As far as performance goes, the implementations used by the big three compilers are horrific in terms of memory usage (reaching tens of gigabytes in larger preprocessor programs, nothing ever gets freed) and processing speed (exponential algorithms galore). Clang’s preprocessor still isn’t fully standard-compliant even today. Heck, it took until 2020 for MSVC to get the /Zc:preprocessor flag to enable correct functionality. Twenty years after the last major addition! There’s a lot to be desired with the tools we use, even taking into account the complex macro expansion rules that some faster preprocessors (see: Warp) break to trade functionality for speed. It could be argued that any language that takes that long to get correct (let alone performant) implementations built is worth replacing to get rid of that complexity alone, but it’s worth keeping in mind that what we’re working with today could be much, much better than it is.
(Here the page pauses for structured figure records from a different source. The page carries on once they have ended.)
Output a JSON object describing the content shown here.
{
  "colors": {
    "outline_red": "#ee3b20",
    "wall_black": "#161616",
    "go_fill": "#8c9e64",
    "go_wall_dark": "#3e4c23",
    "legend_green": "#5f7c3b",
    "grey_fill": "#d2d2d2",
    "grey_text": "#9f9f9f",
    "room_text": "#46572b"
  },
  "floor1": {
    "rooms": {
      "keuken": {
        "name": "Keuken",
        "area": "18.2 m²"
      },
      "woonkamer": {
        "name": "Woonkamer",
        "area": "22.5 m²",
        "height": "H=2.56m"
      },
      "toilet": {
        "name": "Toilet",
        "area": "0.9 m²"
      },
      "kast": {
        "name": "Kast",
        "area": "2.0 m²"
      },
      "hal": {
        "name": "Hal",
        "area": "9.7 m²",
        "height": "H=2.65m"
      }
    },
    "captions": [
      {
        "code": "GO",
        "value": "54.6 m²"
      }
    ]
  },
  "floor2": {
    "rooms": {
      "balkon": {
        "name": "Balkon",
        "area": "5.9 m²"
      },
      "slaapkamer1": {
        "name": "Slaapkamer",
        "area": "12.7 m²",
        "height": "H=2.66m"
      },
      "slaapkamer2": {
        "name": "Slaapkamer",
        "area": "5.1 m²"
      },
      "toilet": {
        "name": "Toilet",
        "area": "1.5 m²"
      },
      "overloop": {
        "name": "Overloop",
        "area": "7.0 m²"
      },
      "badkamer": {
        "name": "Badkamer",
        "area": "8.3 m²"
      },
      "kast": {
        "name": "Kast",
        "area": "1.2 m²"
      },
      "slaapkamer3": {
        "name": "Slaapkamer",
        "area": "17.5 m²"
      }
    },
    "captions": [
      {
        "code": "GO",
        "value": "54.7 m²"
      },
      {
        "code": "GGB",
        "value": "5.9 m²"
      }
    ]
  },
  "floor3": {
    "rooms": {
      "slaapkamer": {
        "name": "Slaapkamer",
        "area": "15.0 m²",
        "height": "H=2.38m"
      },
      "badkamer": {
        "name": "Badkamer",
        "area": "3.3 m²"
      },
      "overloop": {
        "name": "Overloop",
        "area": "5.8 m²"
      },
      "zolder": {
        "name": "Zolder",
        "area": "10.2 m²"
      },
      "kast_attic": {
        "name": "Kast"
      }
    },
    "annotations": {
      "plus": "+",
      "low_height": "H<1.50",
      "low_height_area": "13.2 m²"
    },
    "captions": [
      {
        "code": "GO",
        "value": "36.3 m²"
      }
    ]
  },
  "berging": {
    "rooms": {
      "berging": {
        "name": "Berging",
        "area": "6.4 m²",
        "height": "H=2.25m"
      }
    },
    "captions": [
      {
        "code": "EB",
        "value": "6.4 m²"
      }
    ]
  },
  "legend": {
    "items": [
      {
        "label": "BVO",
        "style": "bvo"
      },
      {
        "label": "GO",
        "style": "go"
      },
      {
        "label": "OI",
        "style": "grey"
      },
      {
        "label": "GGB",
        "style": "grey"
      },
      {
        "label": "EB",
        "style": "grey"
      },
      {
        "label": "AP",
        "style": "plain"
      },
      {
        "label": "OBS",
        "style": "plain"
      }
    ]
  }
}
Lastly, the crappiness of the preprocessor as a general-purpose code generation language is greatly exaggerated, mostly because it isn’t Turing-complete. Yes, there’s no such thing as direct recursion with macros. But, there is such thing as indirect recursion, where each scan applied by the preprocessor can evaluate a macro again even if it was just evaluated. So, if you can set up a chain of macros that is capable of applying some huge number or scans (2^32, 2^64, whatever), even if that number is finite, it’s enough to do any conceivable code generation task. https://github.com/rofl0r/order-pp/blob/master/doc/notes.txt is the poster child of where that idea gets you; a functional programming language built on the preprocessor that can output any sequence of preprocessing tokens, with high-level language features like closures, lexical scoping, first-class functions, arbitrary precision arithmetic, eval, call/cc, etc.

The preprocessor is still the most powerful metaprogramming and language extension tool available in C++, since it’s the only tool we have to just.. generate code. No necessary reliance on compiler optimization to translate our recursive pattern-matching sfinae’d templates and constexpr functions into the code we expect. Just plain, simple text. I think that’s beautiful, and it’s not something that’s easy to replace.

tl;dr: Yes

Despite the author clearly disliking the preprocessor, for justified reasons, most of the article is about how essential it still is.